Stacey Ayeh: Watching what happened [to George Floyd] in Minneapolis, I saw a chap protesting and he was speaking with the police and saying that there was no need for violence, let’s calm down and he used the phrase: “We’re all at a heightened state of alert. How are you on your good days? Show me how you are on your good days!” And so our new beer is called How Are You On Your Good Days? And it’s trying to ask people to try to do better than they are now because we are stuck in the nightmare that we’re in.

The beer was already brewed and I changed the name after seeing that clip on social media. The profits will be given to charities that are involved in helping to try and make Black people’s lives better. I’m not looking to make a single penny out of it because people are hurting out there. We’re charging a very premium price hoping that people will support it so that some good can come out of it in a small way that we can hopefully help.

Are you positive about the future?

Khris Johnson: I’m equally excited and frustrated by this because, you know, obviously it’s exciting that people seem interested in having this conversation, but also it’s like, where the fuck were you? This is not new.

Dr.

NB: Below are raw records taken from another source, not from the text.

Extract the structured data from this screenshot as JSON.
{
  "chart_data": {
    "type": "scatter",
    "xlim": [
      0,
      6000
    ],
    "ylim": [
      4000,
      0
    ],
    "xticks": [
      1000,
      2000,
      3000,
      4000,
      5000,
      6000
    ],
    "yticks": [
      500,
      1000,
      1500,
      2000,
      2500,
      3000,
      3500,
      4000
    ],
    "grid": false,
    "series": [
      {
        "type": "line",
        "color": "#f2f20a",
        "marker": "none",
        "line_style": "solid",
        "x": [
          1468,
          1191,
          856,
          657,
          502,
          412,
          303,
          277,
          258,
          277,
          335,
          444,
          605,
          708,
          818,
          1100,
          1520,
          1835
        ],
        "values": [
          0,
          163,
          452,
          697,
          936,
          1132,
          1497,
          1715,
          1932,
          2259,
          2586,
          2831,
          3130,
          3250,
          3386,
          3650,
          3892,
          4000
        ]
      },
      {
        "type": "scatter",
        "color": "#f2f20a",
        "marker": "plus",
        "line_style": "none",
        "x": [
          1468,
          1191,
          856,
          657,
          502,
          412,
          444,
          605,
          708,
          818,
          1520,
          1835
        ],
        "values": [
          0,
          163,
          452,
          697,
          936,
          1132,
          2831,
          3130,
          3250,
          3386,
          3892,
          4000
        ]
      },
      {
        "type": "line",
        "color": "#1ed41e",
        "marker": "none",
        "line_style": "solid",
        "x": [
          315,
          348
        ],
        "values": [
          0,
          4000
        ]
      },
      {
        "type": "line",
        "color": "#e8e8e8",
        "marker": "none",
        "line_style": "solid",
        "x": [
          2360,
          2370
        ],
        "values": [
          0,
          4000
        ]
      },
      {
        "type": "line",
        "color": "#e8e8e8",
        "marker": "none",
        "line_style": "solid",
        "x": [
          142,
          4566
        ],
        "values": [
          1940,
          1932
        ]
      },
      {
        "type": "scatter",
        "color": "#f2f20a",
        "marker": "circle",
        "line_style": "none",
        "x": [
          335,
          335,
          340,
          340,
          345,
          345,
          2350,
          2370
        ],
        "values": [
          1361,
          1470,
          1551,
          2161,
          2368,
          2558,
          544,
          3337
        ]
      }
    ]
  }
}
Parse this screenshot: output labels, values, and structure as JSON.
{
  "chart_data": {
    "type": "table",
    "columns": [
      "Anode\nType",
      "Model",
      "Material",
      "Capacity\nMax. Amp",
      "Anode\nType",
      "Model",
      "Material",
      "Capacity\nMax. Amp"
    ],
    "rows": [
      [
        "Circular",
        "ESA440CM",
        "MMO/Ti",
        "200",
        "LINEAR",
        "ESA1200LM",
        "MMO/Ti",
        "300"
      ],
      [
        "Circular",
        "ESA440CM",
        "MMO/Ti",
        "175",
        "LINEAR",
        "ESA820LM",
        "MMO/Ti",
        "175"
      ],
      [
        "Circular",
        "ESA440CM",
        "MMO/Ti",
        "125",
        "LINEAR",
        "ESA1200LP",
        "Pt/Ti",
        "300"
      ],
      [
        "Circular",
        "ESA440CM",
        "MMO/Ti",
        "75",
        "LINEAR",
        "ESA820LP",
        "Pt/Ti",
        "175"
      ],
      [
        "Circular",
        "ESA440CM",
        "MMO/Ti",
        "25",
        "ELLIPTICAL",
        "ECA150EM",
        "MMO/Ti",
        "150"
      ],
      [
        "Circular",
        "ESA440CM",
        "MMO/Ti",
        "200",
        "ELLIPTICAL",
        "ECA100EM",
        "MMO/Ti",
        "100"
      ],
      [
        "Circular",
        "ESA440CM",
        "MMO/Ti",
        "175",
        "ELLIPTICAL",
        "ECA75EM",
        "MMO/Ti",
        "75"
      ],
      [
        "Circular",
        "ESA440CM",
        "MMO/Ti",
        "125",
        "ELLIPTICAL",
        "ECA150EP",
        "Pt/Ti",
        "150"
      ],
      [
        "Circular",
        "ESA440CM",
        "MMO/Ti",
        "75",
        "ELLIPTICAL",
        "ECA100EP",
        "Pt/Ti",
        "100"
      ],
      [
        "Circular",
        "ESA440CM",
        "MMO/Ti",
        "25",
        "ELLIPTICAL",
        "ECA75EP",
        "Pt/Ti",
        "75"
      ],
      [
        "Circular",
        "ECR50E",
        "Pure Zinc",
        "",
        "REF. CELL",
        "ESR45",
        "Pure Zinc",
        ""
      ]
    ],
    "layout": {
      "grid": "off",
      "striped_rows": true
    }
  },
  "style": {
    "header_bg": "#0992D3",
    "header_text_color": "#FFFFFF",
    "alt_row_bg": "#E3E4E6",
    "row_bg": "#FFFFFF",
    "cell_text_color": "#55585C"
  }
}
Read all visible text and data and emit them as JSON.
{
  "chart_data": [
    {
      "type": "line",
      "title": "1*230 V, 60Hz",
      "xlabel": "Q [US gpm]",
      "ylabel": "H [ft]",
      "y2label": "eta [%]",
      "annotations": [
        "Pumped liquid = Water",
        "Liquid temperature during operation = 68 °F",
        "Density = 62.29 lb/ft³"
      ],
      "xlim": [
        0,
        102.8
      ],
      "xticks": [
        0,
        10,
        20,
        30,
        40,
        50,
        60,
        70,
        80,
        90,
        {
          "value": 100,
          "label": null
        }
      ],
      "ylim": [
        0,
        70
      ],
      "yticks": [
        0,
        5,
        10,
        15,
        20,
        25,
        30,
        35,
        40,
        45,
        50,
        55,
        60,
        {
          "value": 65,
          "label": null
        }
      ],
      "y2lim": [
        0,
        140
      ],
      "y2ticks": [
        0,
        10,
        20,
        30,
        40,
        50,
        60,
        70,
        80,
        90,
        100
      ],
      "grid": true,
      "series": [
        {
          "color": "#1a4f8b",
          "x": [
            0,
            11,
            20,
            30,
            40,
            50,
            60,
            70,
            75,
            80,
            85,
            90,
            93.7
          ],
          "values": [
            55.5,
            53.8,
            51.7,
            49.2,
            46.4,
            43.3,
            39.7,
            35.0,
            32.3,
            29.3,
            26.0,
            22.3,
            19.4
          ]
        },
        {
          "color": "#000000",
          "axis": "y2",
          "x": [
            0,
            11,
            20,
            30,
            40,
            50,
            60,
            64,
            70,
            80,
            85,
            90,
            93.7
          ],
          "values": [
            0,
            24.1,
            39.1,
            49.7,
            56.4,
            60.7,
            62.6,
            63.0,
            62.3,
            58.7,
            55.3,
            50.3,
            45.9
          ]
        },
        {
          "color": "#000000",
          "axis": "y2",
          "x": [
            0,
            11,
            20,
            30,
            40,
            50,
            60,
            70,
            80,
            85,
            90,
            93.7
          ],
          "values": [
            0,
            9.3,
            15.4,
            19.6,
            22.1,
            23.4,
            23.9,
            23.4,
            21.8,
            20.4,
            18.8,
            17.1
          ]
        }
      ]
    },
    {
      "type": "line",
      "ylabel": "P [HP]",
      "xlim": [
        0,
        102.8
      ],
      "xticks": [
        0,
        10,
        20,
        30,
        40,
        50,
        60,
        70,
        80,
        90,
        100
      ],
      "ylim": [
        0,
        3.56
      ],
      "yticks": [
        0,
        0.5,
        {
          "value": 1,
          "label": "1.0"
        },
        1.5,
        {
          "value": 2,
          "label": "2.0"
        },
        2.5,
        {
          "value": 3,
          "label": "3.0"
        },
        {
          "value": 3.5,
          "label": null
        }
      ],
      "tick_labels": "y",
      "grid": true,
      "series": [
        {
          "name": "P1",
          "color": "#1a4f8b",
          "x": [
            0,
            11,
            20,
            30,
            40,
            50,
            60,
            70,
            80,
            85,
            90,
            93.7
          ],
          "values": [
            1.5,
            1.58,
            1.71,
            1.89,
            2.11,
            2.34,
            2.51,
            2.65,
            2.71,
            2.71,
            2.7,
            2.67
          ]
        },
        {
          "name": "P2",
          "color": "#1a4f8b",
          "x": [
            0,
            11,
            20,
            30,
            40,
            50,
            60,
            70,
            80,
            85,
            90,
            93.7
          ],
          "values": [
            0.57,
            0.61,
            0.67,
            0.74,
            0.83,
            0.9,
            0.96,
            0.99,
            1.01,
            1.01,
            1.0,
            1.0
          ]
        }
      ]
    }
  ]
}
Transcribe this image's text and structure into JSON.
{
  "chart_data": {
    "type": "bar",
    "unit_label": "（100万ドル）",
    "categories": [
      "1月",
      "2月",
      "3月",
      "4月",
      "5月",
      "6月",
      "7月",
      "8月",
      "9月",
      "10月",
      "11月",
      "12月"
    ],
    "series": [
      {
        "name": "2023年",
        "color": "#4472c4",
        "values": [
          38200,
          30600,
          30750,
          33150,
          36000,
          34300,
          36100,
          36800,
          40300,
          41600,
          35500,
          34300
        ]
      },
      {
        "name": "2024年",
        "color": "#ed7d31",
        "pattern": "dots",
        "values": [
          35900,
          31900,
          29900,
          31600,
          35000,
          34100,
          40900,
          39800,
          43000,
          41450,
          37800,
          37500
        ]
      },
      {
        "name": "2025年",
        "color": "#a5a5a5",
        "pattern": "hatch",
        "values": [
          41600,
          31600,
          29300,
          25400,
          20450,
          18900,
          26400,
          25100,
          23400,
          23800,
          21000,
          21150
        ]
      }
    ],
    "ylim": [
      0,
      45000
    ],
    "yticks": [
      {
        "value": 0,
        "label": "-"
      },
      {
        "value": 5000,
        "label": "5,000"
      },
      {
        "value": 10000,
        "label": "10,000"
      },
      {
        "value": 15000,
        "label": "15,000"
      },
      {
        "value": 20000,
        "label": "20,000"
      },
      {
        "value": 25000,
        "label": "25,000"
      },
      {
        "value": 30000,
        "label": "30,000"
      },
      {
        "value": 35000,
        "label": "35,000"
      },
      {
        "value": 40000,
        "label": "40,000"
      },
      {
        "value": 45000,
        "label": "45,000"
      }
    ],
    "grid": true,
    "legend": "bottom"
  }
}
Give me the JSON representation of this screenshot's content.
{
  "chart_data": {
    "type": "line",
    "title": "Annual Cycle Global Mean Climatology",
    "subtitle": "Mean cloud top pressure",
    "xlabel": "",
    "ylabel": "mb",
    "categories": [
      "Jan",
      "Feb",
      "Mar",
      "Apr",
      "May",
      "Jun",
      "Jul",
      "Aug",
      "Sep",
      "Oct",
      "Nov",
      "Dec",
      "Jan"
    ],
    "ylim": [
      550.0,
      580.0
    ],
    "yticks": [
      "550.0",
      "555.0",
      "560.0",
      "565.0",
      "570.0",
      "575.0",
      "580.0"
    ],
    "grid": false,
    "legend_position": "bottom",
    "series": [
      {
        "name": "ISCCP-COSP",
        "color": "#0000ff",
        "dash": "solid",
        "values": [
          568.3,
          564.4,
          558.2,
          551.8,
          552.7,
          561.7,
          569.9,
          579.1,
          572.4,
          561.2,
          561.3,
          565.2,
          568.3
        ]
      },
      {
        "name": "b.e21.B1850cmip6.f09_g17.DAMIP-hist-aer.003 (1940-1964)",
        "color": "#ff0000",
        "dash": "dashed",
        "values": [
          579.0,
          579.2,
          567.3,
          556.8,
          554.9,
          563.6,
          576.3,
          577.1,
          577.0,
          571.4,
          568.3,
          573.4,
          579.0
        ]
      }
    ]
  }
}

J. Jackson Beckham: Perhaps we won’t have a moment like this again for a while where people are so ready and willing to come to the table and when it all kind of shakes out and we’ve done all of the accounting I’m not sure it matters that much what got us here.

Stacey Ayeh

Stacey Ayeh

Stacey Ayeh: It’s so much easier for folks to get involved in beer because it doesn’t have that [economic] issue that wine has, it’s relatively easy for somebody that is passionate, and is encouraged to be passionate, to get involved in this industry because there are people out there who will help you.

Edwin Methu-Frost: It’s very encouraging to see what’s happening in America where I'm seeing a very definite obvious shift in diversity there over the last five years, still nowhere near enough but it’s active and it’s happening.

Sir Geoff Palmer: I would encourage kids to go to university, do courses, and it’s up to them to do well in those courses because, for my PhD, I went to the library for two months and never came out. I wanted to know everything that was done before I started in the lab, and that’s what drove my work. If I can do it, anybody can do it.